Task-by-Task Assessment
| Task | LLM Usefulness | Notes |
|---|---|---|
| Write backtesting code | Good (with review) | Always manually verify for look-ahead and bias — model cannot self-audit |
| Generate strategy hypotheses | Very good | Best as a structured dialogue, not a monologue |
| Parse earnings call transcripts | Good | Domain-fine-tuned models (FinBERT) outperform general LLMs |
| Explain ML methodology | Excellent | CLAUDE.md skill files make this systematic and consistent |
| Predict tomorrow's price | Useless | Wrong objective function — trained on tokens, not returns |
| Validate a backtest | Dangerous | Cannot detect survivorship bias or look-ahead in its own code |
| Know historical index membership | Cannot | Requires point-in-time data that LLMs don't have |
| Optimize portfolio weights | Unreliable | Use scipy/cvxpy with explicit constraints; don't rely on model math |
The Right Configuration: Claude Code + PIT Data
The workflow that works is not "ask ChatGPT what to buy." It's:
- Claude Code as your coding pair programmer — with a CLAUDE.md file that encodes the complete research methodology (hypothesis framework, PIT filtering, triple barrier labels, meta-labeling, CPCV). The model generates methodology-compliant code automatically.
- Survivorship-bias-free data — PIT index membership means the model's generated code works on a valid universe. The 208 bps bias isn't an abstraction; it's the difference between a strategy that looks real and one that is real.
- Human validation on the methodology — you own the hypothesis, the feature selection, and the interpretation of CPCV results. The LLM handles boilerplate; you handle judgment.

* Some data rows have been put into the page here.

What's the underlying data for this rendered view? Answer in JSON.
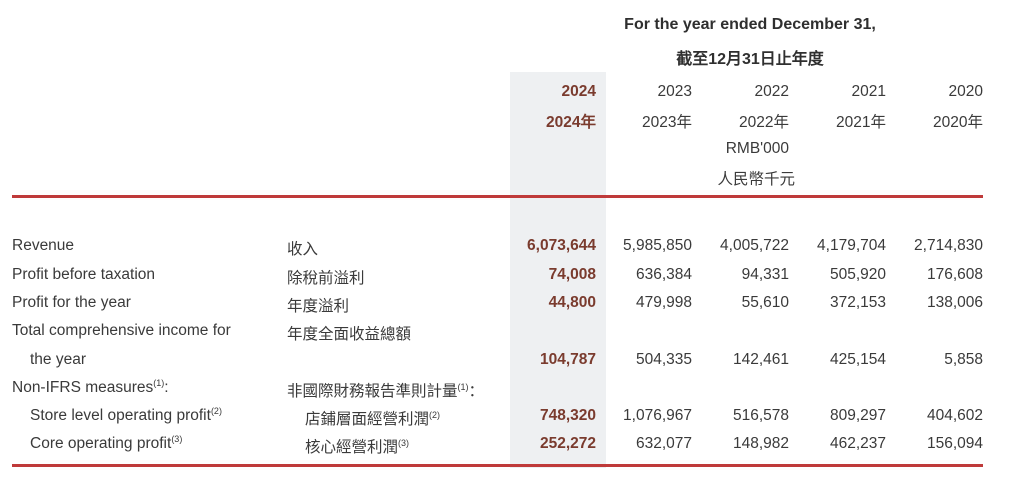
{
  "header": {
    "title_en": "For the year ended December 31,",
    "title_zh": "截至12月31日止年度",
    "unit_en": "RMB'000",
    "unit_zh": "人民幣千元"
  },
  "columns": [
    {
      "year": "2024",
      "year_zh": "2024年"
    },
    {
      "year": "2023",
      "year_zh": "2023年"
    },
    {
      "year": "2022",
      "year_zh": "2022年"
    },
    {
      "year": "2021",
      "year_zh": "2021年"
    },
    {
      "year": "2020",
      "year_zh": "2020年"
    }
  ],
  "rows": [
    {
      "en": "Revenue",
      "zh": "收入",
      "values": [
        "6,073,644",
        "5,985,850",
        "4,005,722",
        "4,179,704",
        "2,714,830"
      ]
    },
    {
      "en": "Profit before taxation",
      "zh": "除稅前溢利",
      "values": [
        "74,008",
        "636,384",
        "94,331",
        "505,920",
        "176,608"
      ]
    },
    {
      "en": "Profit for the year",
      "zh": "年度溢利",
      "values": [
        "44,800",
        "479,998",
        "55,610",
        "372,153",
        "138,006"
      ]
    },
    {
      "en": "Total comprehensive income for",
      "zh": "年度全面收益總額",
      "values": []
    },
    {
      "en": "the year",
      "zh": "",
      "values": [
        "104,787",
        "504,335",
        "142,461",
        "425,154",
        "5,858"
      ]
    },
    {
      "en": "Non-IFRS measures",
      "en_sup": "(1)",
      "en_suffix": ":",
      "zh": "非國際財務報告準則計量",
      "zh_sup": "(1)",
      "zh_suffix": "：",
      "values": []
    },
    {
      "en": "Store level operating profit",
      "en_sup": "(2)",
      "zh": "店鋪層面經營利潤",
      "zh_sup": "(2)",
      "values": [
        "748,320",
        "1,076,967",
        "516,578",
        "809,297",
        "404,602"
      ]
    },
    {
      "en": "Core operating profit",
      "en_sup": "(3)",
      "zh": "核心經營利潤",
      "zh_sup": "(3)",
      "values": [
        "252,272",
        "632,077",
        "148,982",
        "462,237",
        "156,094"
      ]
    }
  ],
  "colors": {
    "accent_rule": "#bf3a3a",
    "current_year_text": "#7a3b2e",
    "highlight_column": "#eef0f2"
  }
}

The NDX PIT Dataset includes 7 CLAUDE.md skill files covering the complete López de Prado pipeline: PIT universe construction, triple barrier labels, meta-labeling, CPCV, feature engineering, position sizing, and regime detection. Drop them into CLAUDE.md and Claude Code knows the methodology without any prompt engineering.
The Honest Verdict
ChatGPT and similar LLMs are transformative tools for quantitative trading workflows — as coding and reasoning assistants. They are not alpha generators, they cannot predict returns, and they will confidently produce flawed backtests that only domain expertise can catch.

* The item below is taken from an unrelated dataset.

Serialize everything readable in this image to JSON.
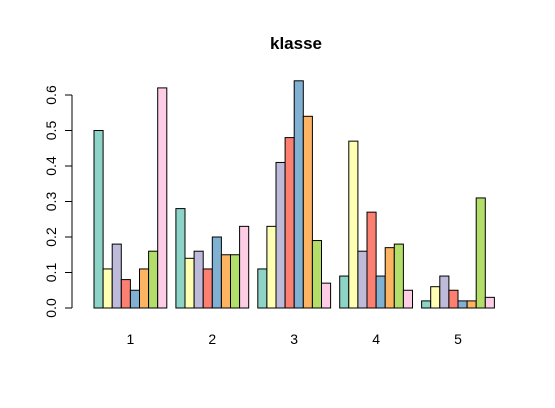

The traders who get the most out of these tools are those who understand what they're actually doing: generating probabilistically plausible text that happens to include Python code. Use that superpower for what it's good at. Validate everything. Own the methodology.

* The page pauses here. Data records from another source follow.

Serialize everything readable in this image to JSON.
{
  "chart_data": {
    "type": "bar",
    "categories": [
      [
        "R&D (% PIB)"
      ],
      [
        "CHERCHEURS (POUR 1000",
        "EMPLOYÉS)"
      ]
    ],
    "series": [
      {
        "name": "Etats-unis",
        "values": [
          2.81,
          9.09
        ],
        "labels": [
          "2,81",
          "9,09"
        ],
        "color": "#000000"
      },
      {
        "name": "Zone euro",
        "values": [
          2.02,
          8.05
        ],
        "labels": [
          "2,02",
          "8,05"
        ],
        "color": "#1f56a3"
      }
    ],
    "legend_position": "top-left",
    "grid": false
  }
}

"The bottleneck has shifted from whether you can write the code to whether you know what to write. That's a much harder problem — and a much more interesting one."
The model cannot know which companies were in the Nasdaq-100 on any given historical date. It has no mechanism to retrieve or verify this. If you ask it to load "the NDX-100 members as of Q2 2011," it will either hallucinate a list or fetch today's list and label it correctly. Neither is right. This is not a limitation of prompt engineering — it is a fundamental constraint of what a language model trained on static text can know about a dynamic historical record. The only solution is data.